The bitterness of poor quality remains long after the sweetness of low price is forgotten.
One of the most common conversations I have with CEOs and company owners is how to get their sales teams to focus on value rather than price.
Selling value is a major challenge for companies in Australia as the cost of doing business is high, productivity is (generally) low and consumers are extremely well informed.
There are several ways to deal with this:
- build the value into your product or service;
- ensure you hire people with the right mindset;
- develop, train and coach them consistently;
- challenge and reward them;
- lead by example.
Many years ago my wife & I bought a second hand car – the salesman was sleazy offering this and cutting that, I should have been more weary but my wife loved the car and despite my gut screaming at me I yielded and paid $15,000 for the car. Two years, a reconditioned engine, a new gearbox & $12,000 later we traded the vehicle for $3,000 – it still makes me angry nearly 20 years later.
Earlier this year we needed to buy another car – we visited about 10 used car places including one where we felt very comfortable with the sales person and went back three times. On the last visit he had almost exactly the vehicle we were after with a price tag of $17,990 on it; my wife loved the car (as did I) so I backed my self to negotiate it for a few grand less. I started at $15,000, increased to $16,000, then $16,500; to cut a long story short we paid $17,990. The salesman was extremely respectful but stood his ground, as a trainer of sales people I loved it – he had the confidence, understood his product and knew his customer, I was so impressed I’d buy another vehicle off him tomorrow.
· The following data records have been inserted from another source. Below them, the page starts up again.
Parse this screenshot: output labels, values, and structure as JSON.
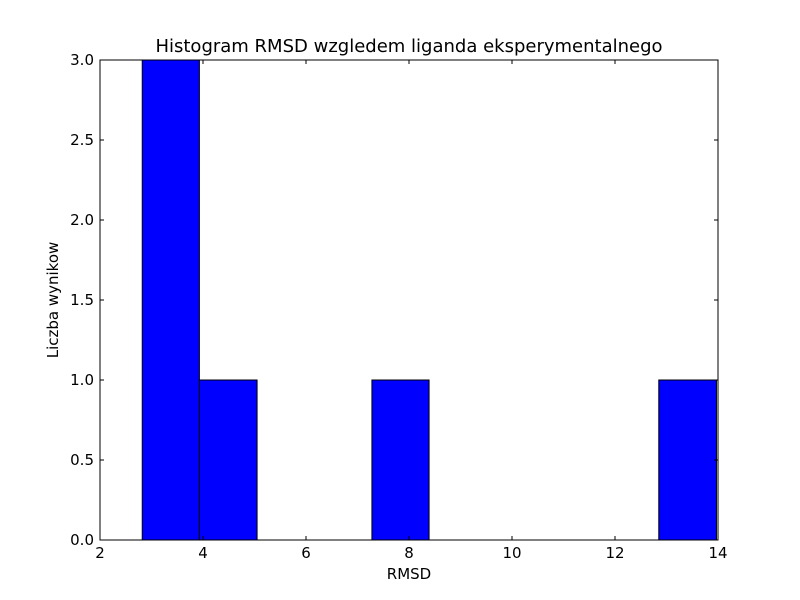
{
  "chart_data": {
    "type": "bar",
    "title": "Histogram RMSD wzgledem liganda eksperymentalnego",
    "xlabel": "RMSD",
    "ylabel": "Liczba wynikow",
    "xlim": [
      2,
      14
    ],
    "ylim": [
      0,
      3.0
    ],
    "xticks": [
      "2",
      "4",
      "6",
      "8",
      "10",
      "12",
      "14"
    ],
    "yticks": [
      "0.0",
      "0.5",
      "1.0",
      "1.5",
      "2.0",
      "2.5",
      "3.0"
    ],
    "bins": [
      {
        "x0": 2.82,
        "x1": 3.93,
        "count": 3
      },
      {
        "x0": 3.93,
        "x1": 5.05,
        "count": 1
      },
      {
        "x0": 5.05,
        "x1": 6.16,
        "count": 0
      },
      {
        "x0": 6.16,
        "x1": 7.28,
        "count": 0
      },
      {
        "x0": 7.28,
        "x1": 8.39,
        "count": 1
      },
      {
        "x0": 8.39,
        "x1": 9.51,
        "count": 0
      },
      {
        "x0": 9.51,
        "x1": 10.62,
        "count": 0
      },
      {
        "x0": 10.62,
        "x1": 11.74,
        "count": 0
      },
      {
        "x0": 11.74,
        "x1": 12.85,
        "count": 0
      },
      {
        "x0": 12.85,
        "x1": 13.97,
        "count": 1
      }
    ],
    "bar_color": "#0000ff",
    "edge_color": "#000000",
    "grid": false,
    "legend": "none"
  }
}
The other day I was running a workshop on why people make decisions – it was pretty straightforward as two of the team had been on holidays recently and we ran through why they chose Hawaii & Korea – they came up with something like 20 answers and only went to price after prompting, they made it too easy. It’s very interesting that when people buy they don’t necessarily exhibit the same behaviours as when they sell.
I am not one for paying more than I have to but as marketing guru Zig Ziglar says “People buy off people they like, know and trust.”